Perempuan yang biasa disapa Adisti dan merupakan adik tingkat Shaquille itu menganggukkan kepala dengan senyum lebar serta acungan ibu jari. “Aman, Kak. Tadi saja sempat kewalahan, karena banyak yang berkunjung ke sini,” jawab Adisti dengan nada gembira.

“Syukurlah. Kalau mau gantian, bilang saja, ya. Biar digantiin sama yang lain,” ucap Shaquille memberikan perhatian terhadap Adisti. Tidak hanya pada Adisti, Shaquille bersikap demikian. Namun, pada semua teman-teman organisasinya. Ia selalu memperhatikan kondisi mereka agar tidak terganggu. Kendati, ia sendiri kadang lupa dengan kondisinya sendiri. Di pikiran Shaquille adalah bagaimana ia menjaga keamanan dan kenyamanan anggota terlebih dulu.

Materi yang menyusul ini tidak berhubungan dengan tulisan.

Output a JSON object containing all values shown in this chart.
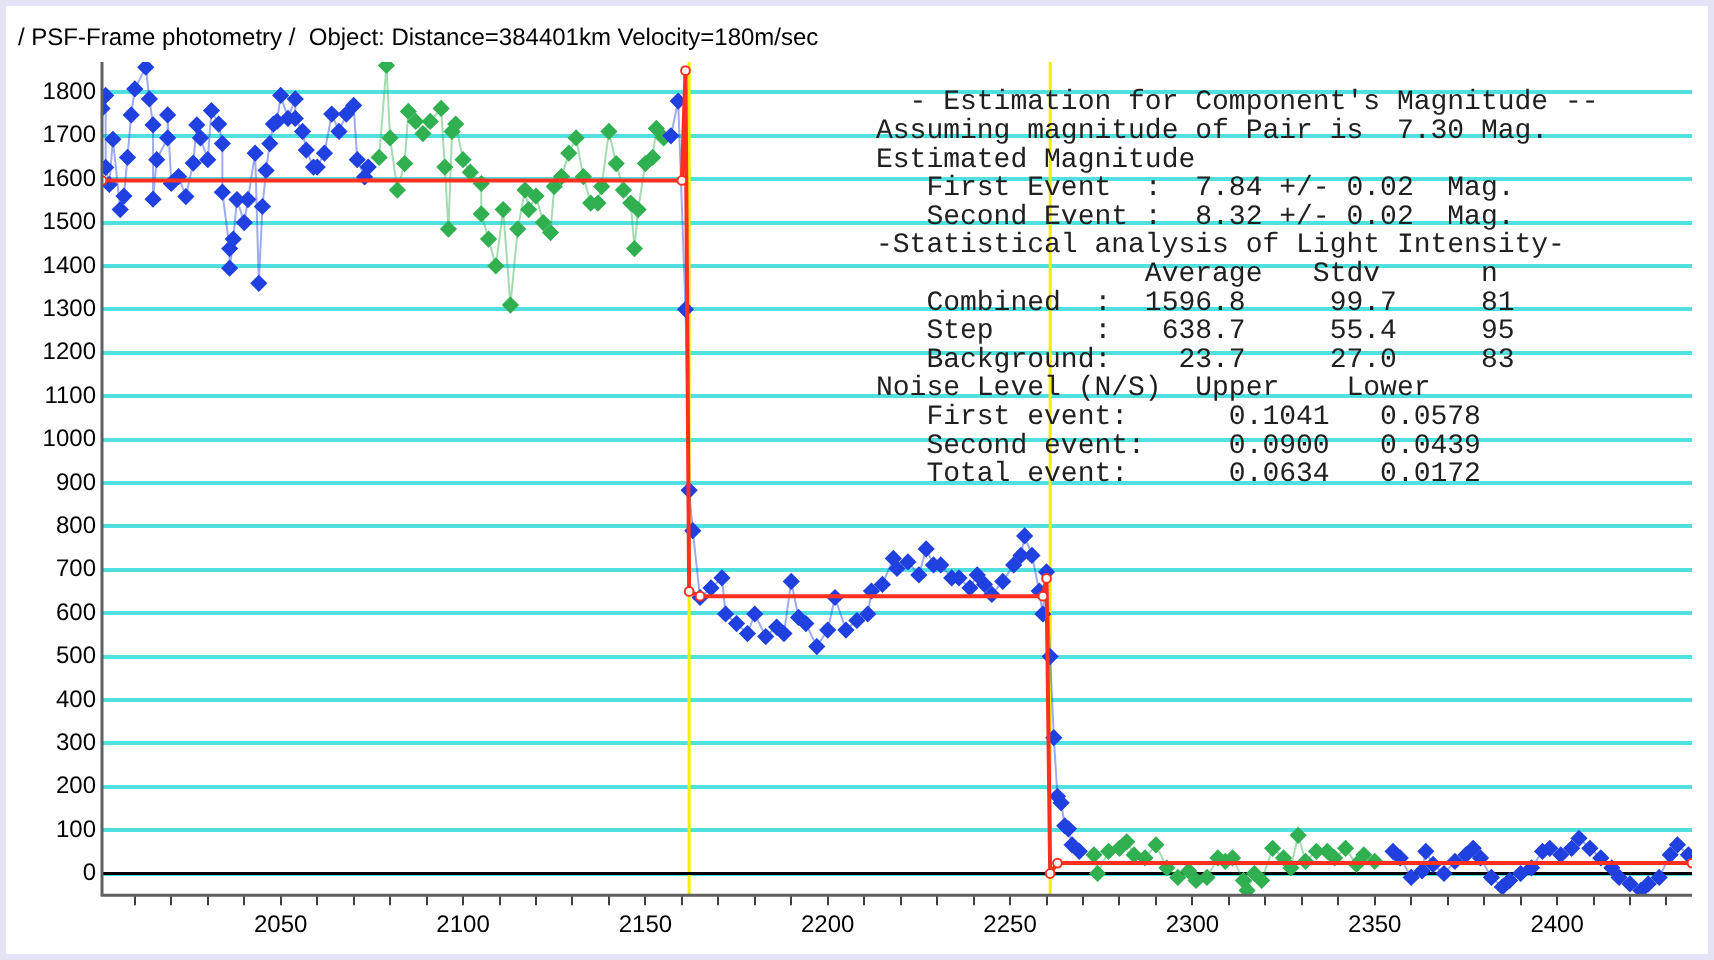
{
  "chart_data": {
    "type": "line",
    "title": "/ PSF-Frame photometry /  Object: Distance=384401km Velocity=180m/sec",
    "annotations": [
      "  - Estimation for Component's Magnitude --",
      "Assuming magnitude of Pair is  7.30 Mag.",
      "Estimated Magnitude",
      "   First Event  :  7.84 +/- 0.02  Mag.",
      "   Second Event :  8.32 +/- 0.02  Mag.",
      "-Statistical analysis of Light Intensity-",
      "                Average   Stdv      n",
      "   Combined  :  1596.8     99.7     81",
      "   Step      :   638.7     55.4     95",
      "   Background:    23.7     27.0     83",
      "Noise Level (N/S)  Upper    Lower",
      "   First event:      0.1041   0.0578",
      "   Second event:     0.0900   0.0439",
      "   Total event:      0.0634   0.0172"
    ],
    "series": [
      {
        "color": "#2040e0",
        "marker": "diamond",
        "x": [
          2001,
          2002,
          2002,
          2003,
          2004,
          2006,
          2007,
          2008,
          2009,
          2010,
          2013,
          2014,
          2015,
          2015,
          2016,
          2019,
          2019,
          2020,
          2022,
          2024,
          2026,
          2027,
          2028,
          2030,
          2031,
          2033,
          2034,
          2034,
          2036,
          2036,
          2037,
          2038,
          2040,
          2041,
          2043,
          2044,
          2045,
          2046,
          2047,
          2048,
          2049,
          2050,
          2052,
          2054,
          2054,
          2056,
          2057,
          2059,
          2060,
          2062,
          2064,
          2066,
          2068,
          2070,
          2071,
          2073,
          2074,
          2075,
          2157,
          2159,
          2161,
          2162,
          2163,
          2165,
          2168,
          2171,
          2172,
          2175,
          2178,
          2180,
          2183,
          2186,
          2188,
          2190,
          2192,
          2194,
          2197,
          2200,
          2202,
          2205,
          2208,
          2211,
          2212,
          2215,
          2218,
          2219,
          2222,
          2225,
          2227,
          2229,
          2231,
          2234,
          2236,
          2239,
          2241,
          2243,
          2245,
          2248,
          2251,
          2253,
          2254,
          2256,
          2258,
          2259,
          2260,
          2261,
          2262,
          2263,
          2264,
          2265,
          2266,
          2267,
          2269,
          2352,
          2355,
          2357,
          2360,
          2363,
          2364,
          2366,
          2369,
          2372,
          2375,
          2377,
          2379,
          2382,
          2385,
          2387,
          2390,
          2393,
          2396,
          2398,
          2401,
          2404,
          2406,
          2409,
          2412,
          2415,
          2417,
          2420,
          2423,
          2425,
          2428,
          2431,
          2433,
          2436
        ],
        "values": [
          1763,
          1793,
          1627,
          1588,
          1692,
          1530,
          1561,
          1650,
          1748,
          1808,
          1858,
          1785,
          1725,
          1554,
          1645,
          1695,
          1748,
          1590,
          1606,
          1560,
          1637,
          1725,
          1695,
          1645,
          1758,
          1727,
          1682,
          1570,
          1440,
          1395,
          1462,
          1553,
          1500,
          1553,
          1660,
          1360,
          1537,
          1620,
          1682,
          1727,
          1733,
          1793,
          1740,
          1785,
          1740,
          1710,
          1667,
          1628,
          1628,
          1660,
          1750,
          1710,
          1750,
          1770,
          1645,
          1605,
          1628,
          null,
          1700,
          1780,
          1300,
          883,
          790,
          636,
          658,
          681,
          598,
          576,
          553,
          598,
          546,
          568,
          553,
          673,
          590,
          576,
          523,
          561,
          636,
          561,
          583,
          598,
          651,
          666,
          726,
          703,
          718,
          688,
          748,
          711,
          711,
          681,
          681,
          658,
          688,
          666,
          643,
          673,
          711,
          733,
          778,
          733,
          651,
          598,
          695,
          500,
          313,
          178,
          163,
          110,
          103,
          66,
          51,
          null,
          51,
          36,
          -9,
          6,
          51,
          21,
          0,
          28,
          43,
          58,
          36,
          -9,
          -31,
          -16,
          0,
          13,
          51,
          58,
          43,
          58,
          81,
          58,
          36,
          13,
          -9,
          -24,
          -39,
          -24,
          -9,
          43,
          66,
          43
        ]
      },
      {
        "color": "#30b050",
        "marker": "diamond",
        "x": [
          2077,
          2079,
          2080,
          2082,
          2084,
          2085,
          2087,
          2089,
          2091,
          2094,
          2095,
          2096,
          2097,
          2098,
          2100,
          2102,
          2105,
          2105,
          2107,
          2109,
          2111,
          2113,
          2115,
          2117,
          2118,
          2120,
          2122,
          2124,
          2125,
          2127,
          2129,
          2131,
          2133,
          2135,
          2137,
          2138,
          2140,
          2142,
          2144,
          2146,
          2147,
          2148,
          2150,
          2152,
          2153,
          2155,
          2200,
          2273,
          2274,
          2277,
          2280,
          2282,
          2284,
          2287,
          2290,
          2293,
          2296,
          2299,
          2301,
          2304,
          2307,
          2309,
          2311,
          2314,
          2315,
          2317,
          2319,
          2322,
          2325,
          2327,
          2329,
          2331,
          2334,
          2337,
          2339,
          2342,
          2345,
          2347,
          2350
        ],
        "values": [
          1650,
          1862,
          1695,
          1575,
          1636,
          1756,
          1733,
          1705,
          1733,
          1763,
          1628,
          1485,
          1710,
          1727,
          1645,
          1616,
          1590,
          1520,
          1462,
          1400,
          1530,
          1310,
          1485,
          1575,
          1530,
          1561,
          1500,
          1477,
          1583,
          1606,
          1660,
          1695,
          1606,
          1545,
          1545,
          1583,
          1710,
          1636,
          1575,
          1545,
          1440,
          1530,
          1636,
          1650,
          1717,
          1695,
          null,
          43,
          0,
          51,
          58,
          73,
          43,
          36,
          66,
          13,
          -9,
          6,
          -16,
          -9,
          36,
          28,
          36,
          -16,
          -39,
          0,
          -16,
          58,
          36,
          13,
          88,
          28,
          51,
          51,
          36,
          58,
          21,
          43,
          28
        ]
      },
      {
        "color": "#ff3020",
        "marker": "circle",
        "x": [
          2001,
          2160,
          2161,
          2162,
          2165,
          2259,
          2260,
          2261,
          2263,
          2437
        ],
        "values": [
          1597,
          1597,
          1850,
          650,
          639,
          639,
          680,
          0,
          24,
          24
        ]
      }
    ],
    "xlim": [
      2001,
      2437
    ],
    "ylim": [
      -50,
      1870
    ],
    "xticks": [
      {
        "value": 2010,
        "label": null
      },
      {
        "value": 2020,
        "label": null
      },
      {
        "value": 2030,
        "label": null
      },
      {
        "value": 2040,
        "label": null
      },
      2050,
      {
        "value": 2060,
        "label": null
      },
      {
        "value": 2070,
        "label": null
      },
      {
        "value": 2080,
        "label": null
      },
      {
        "value": 2090,
        "label": null
      },
      2100,
      {
        "value": 2110,
        "label": null
      },
      {
        "value": 2120,
        "label": null
      },
      {
        "value": 2130,
        "label": null
      },
      {
        "value": 2140,
        "label": null
      },
      2150,
      {
        "value": 2160,
        "label": null
      },
      {
        "value": 2170,
        "label": null
      },
      {
        "value": 2180,
        "label": null
      },
      {
        "value": 2190,
        "label": null
      },
      2200,
      {
        "value": 2210,
        "label": null
      },
      {
        "value": 2220,
        "label": null
      },
      {
        "value": 2230,
        "label": null
      },
      {
        "value": 2240,
        "label": null
      },
      2250,
      {
        "value": 2260,
        "label": null
      },
      {
        "value": 2270,
        "label": null
      },
      {
        "value": 2280,
        "label": null
      },
      {
        "value": 2290,
        "label": null
      },
      2300,
      {
        "value": 2310,
        "label": null
      },
      {
        "value": 2320,
        "label": null
      },
      {
        "value": 2330,
        "label": null
      },
      {
        "value": 2340,
        "label": null
      },
      2350,
      {
        "value": 2360,
        "label": null
      },
      {
        "value": 2370,
        "label": null
      },
      {
        "value": 2380,
        "label": null
      },
      {
        "value": 2390,
        "label": null
      },
      2400,
      {
        "value": 2410,
        "label": null
      },
      {
        "value": 2420,
        "label": null
      },
      {
        "value": 2430,
        "label": null
      }
    ],
    "yticks": [
      0,
      100,
      200,
      300,
      400,
      500,
      600,
      700,
      800,
      900,
      1000,
      1100,
      1200,
      1300,
      1400,
      1500,
      1600,
      1700,
      1800
    ],
    "grid": "y",
    "legend": false,
    "ref_lines": [
      {
        "axis": "x",
        "value": 2162,
        "color": "#f0f000"
      },
      {
        "axis": "x",
        "value": 2261,
        "color": "#f0f000"
      },
      {
        "axis": "y",
        "value": 0,
        "color": "#000000"
      }
    ]
  }
}
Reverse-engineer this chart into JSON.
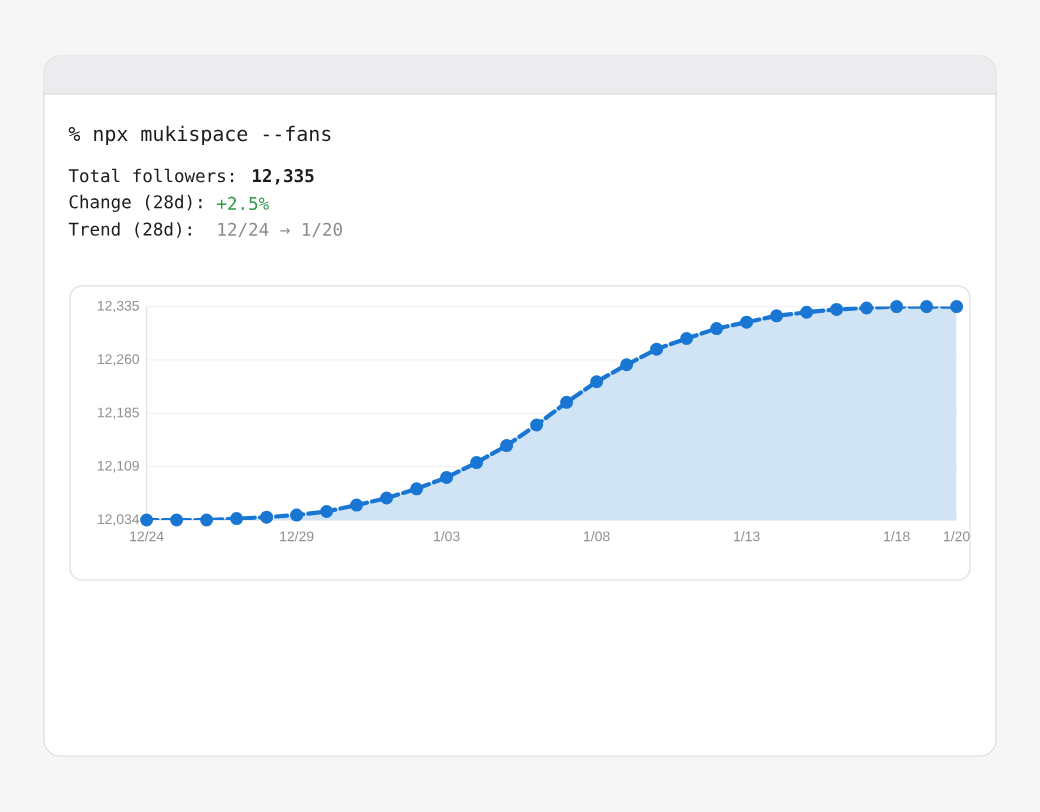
{
  "chart_data": {
    "type": "area",
    "annotations": [
      "% npx mukispace --fans",
      "Total followers: **12,335**",
      "Change (28d):",
      "+2.5%",
      "Trend (28d):",
      "12/24 → 1/20"
    ],
    "categories": [
      "12/24",
      null,
      null,
      null,
      null,
      "12/29",
      null,
      null,
      null,
      null,
      "1/03",
      null,
      null,
      null,
      null,
      "1/08",
      null,
      null,
      null,
      null,
      "1/13",
      null,
      null,
      null,
      null,
      "1/18",
      null,
      "1/20"
    ],
    "values": [
      12034,
      12034,
      12034,
      12036,
      12038,
      12041,
      12046,
      12055,
      12065,
      12078,
      12094,
      12115,
      12139,
      12168,
      12200,
      12229,
      12253,
      12275,
      12290,
      12304,
      12313,
      12322,
      12327,
      12331,
      12333,
      12335,
      12335,
      12335
    ],
    "color": "#1976d2",
    "ylim": [
      12034,
      12335
    ],
    "yticks": [
      {
        "value": 12034,
        "label": "12,034"
      },
      {
        "value": 12109.25,
        "label": "12,109"
      },
      {
        "value": 12184.5,
        "label": "12,185"
      },
      {
        "value": 12259.75,
        "label": "12,260"
      },
      {
        "value": 12335,
        "label": "12,335"
      }
    ],
    "grid": "y",
    "marker": "circle",
    "line_style": "dashed"
  }
}
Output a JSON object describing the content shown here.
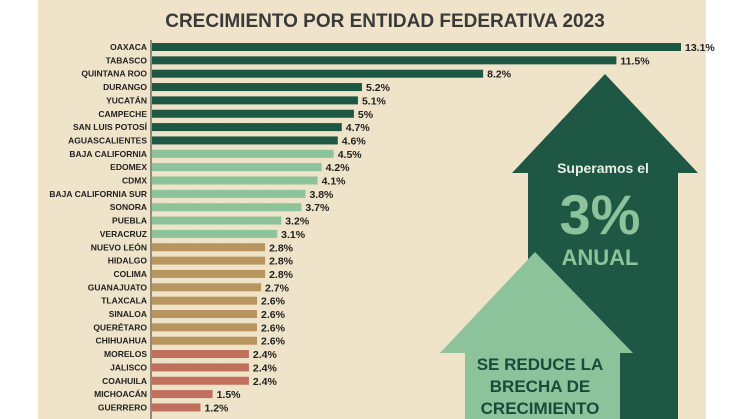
{
  "chart_data": {
    "type": "bar",
    "orientation": "horizontal",
    "title": "CRECIMIENTO POR ENTIDAD FEDERATIVA 2023",
    "categories": [
      "OAXACA",
      "TABASCO",
      "QUINTANA ROO",
      "DURANGO",
      "YUCATÁN",
      "CAMPECHE",
      "SAN LUIS POTOSÍ",
      "AGUASCALIENTES",
      "BAJA CALIFORNIA",
      "EDOMEX",
      "CDMX",
      "BAJA CALIFORNIA SUR",
      "SONORA",
      "PUEBLA",
      "VERACRUZ",
      "NUEVO LEÓN",
      "HIDALGO",
      "COLIMA",
      "GUANAJUATO",
      "TLAXCALA",
      "SINALOA",
      "QUERÉTARO",
      "CHIHUAHUA",
      "MORELOS",
      "JALISCO",
      "COAHUILA",
      "MICHOACÁN",
      "GUERRERO"
    ],
    "values": [
      13.1,
      11.5,
      8.2,
      5.2,
      5.1,
      5,
      4.7,
      4.6,
      4.5,
      4.2,
      4.1,
      3.8,
      3.7,
      3.2,
      3.1,
      2.8,
      2.8,
      2.8,
      2.7,
      2.6,
      2.6,
      2.6,
      2.6,
      2.4,
      2.4,
      2.4,
      1.5,
      1.2
    ],
    "value_labels": [
      "13.1%",
      "11.5%",
      "8.2%",
      "5.2%",
      "5.1%",
      "5%",
      "4.7%",
      "4.6%",
      "4.5%",
      "4.2%",
      "4.1%",
      "3.8%",
      "3.7%",
      "3.2%",
      "3.1%",
      "2.8%",
      "2.8%",
      "2.8%",
      "2.7%",
      "2.6%",
      "2.6%",
      "2.6%",
      "2.6%",
      "2.4%",
      "2.4%",
      "2.4%",
      "1.5%",
      "1.2%"
    ],
    "groups": [
      "dark",
      "dark",
      "dark",
      "dark",
      "dark",
      "dark",
      "dark",
      "dark",
      "light",
      "light",
      "light",
      "light",
      "light",
      "light",
      "light",
      "tan",
      "tan",
      "tan",
      "tan",
      "tan",
      "tan",
      "tan",
      "tan",
      "rust",
      "rust",
      "rust",
      "rust",
      "rust"
    ],
    "xlim": [
      0,
      13.1
    ],
    "grid": false
  },
  "colors": {
    "dark": "#1e5845",
    "light": "#8cc39a",
    "tan": "#b8945e",
    "rust": "#bf6f5c",
    "background": "#efe3c9"
  },
  "callouts": {
    "top_line": "Superamos el",
    "big": "3%",
    "bottom_line": "ANUAL",
    "second_lines": [
      "SE REDUCE LA",
      "BRECHA DE",
      "CRECIMIENTO"
    ]
  }
}
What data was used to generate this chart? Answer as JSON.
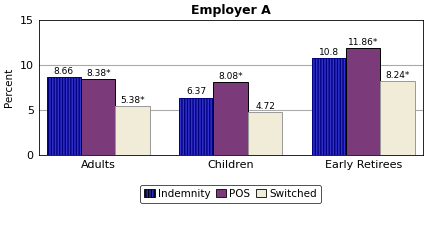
{
  "title": "Employer A",
  "ylabel": "Percent",
  "groups": [
    "Adults",
    "Children",
    "Early Retirees"
  ],
  "series": [
    "Indemnity",
    "POS",
    "Switched"
  ],
  "values": [
    [
      8.66,
      8.38,
      5.38
    ],
    [
      6.37,
      8.08,
      4.72
    ],
    [
      10.8,
      11.86,
      8.24
    ]
  ],
  "labels": [
    [
      "8.66",
      "8.38*",
      "5.38*"
    ],
    [
      "6.37",
      "8.08*",
      "4.72"
    ],
    [
      "10.8",
      "11.86*",
      "8.24*"
    ]
  ],
  "colors": [
    "#3333CC",
    "#7B3B7B",
    "#F0ECD8"
  ],
  "hatch_patterns": [
    "||||||",
    "",
    ""
  ],
  "edgecolors": [
    "#000080",
    "#000000",
    "#999999"
  ],
  "ylim": [
    0,
    15
  ],
  "yticks": [
    0,
    5,
    10,
    15
  ],
  "bar_width": 0.26,
  "legend_fontsize": 7.5,
  "title_fontsize": 9,
  "label_fontsize": 6.5,
  "axis_fontsize": 7.5,
  "tick_fontsize": 8,
  "background_color": "#FFFFFF",
  "plot_bg_color": "#FFFFFF",
  "grid_color": "#AAAAAA",
  "grid_lines": [
    5,
    10
  ]
}
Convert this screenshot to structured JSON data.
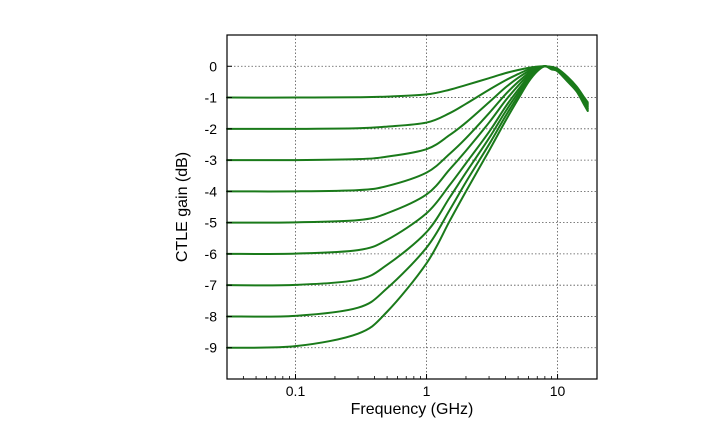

Sebab tanpa mereka, ia tidak bisa melakukan apa pun dan tidak bisa menjadi siapapun. Terlalu besar pengaruh para anggota terhadap posisinya sebagai seorang ketua.

Begitulah sosok Shaquille. Tidak hanya memiliki paras tampan dan otak yang cerdas. Namun, laki-laki itu juga memiliki sikap ramah dan perhatian. Lalu, siapa yang tidak terpesona dengan seorang Shaquille Agha Damaresh? Mungkin semua perempuan di dunia ini menginginkan laki-laki sepertinya yang begitu tampak sempurna secara kasat mata. Meski ada hal yang tidak banyak orang tahu tentang sosoknya yang asli. Dan Shaquille juga tidak butuh orang lain tahu tentang dirinya yang lain. Cukuplah orang tahu tentang apa yang terlihat, bukan apa yang tersembunyi di balik senyum dan keceriaan yang ia tunjukkan selama ini. Bagi Shaquille, tak semua hal tentang dirinya patut dipertontonkan. Sebab, tak semua orang juga memiliki rasa empati yang sama.

“Santai, Kak,” jawab Adisti. Lalu, ia memperhatikan wajah Shaquille yang tampak lelah dan sedikit pucat. “Kak, Kakak nggak apa-apa? Kok Kakak kelihatan pucat?” tanya Adisti kemudian. Tidak biasanya ia melihat raut wajah Shaquille seperti yang saat ini ia saksikan.

Shaquille mengulum senyum tipisnya. “Nggak apa-apa. Mungkin kecapekan aja,” jawab Shaquille. Ia tidak sepenuhnya berbohong pada Adisti. Shaquille cukup kelelahan dengan aktivitasnya sejak pagi tadi. Bahkan, ia tidak memiliki waktu istirahat karena pekerjaan yang harus ia selesaikan segera.

“Mending Kakak istirahat saja deh. Kan masih banyak yang lain yang jaga di sini,” ucap Adisti memberi saran. Tidak ada salahnya ‘kan memberi perhatian pada seniornya? Sama seperti Shaquille yang memberi perhatian terhadapnya dan juga pada yang lain. “Kakak sudah bekerja sejak pagi sampai sekarang,” sambung Adisti mengingatkan Shaquille dengan aktivitasnya hari ini. Dan semua orang tahu akan hal itu.

Laki-laki itu hanya tertawa kecil. “Iya nanti bakalan istirahat kok. Aku lihat-lihat stand yang lain dulu, ya, Dis.”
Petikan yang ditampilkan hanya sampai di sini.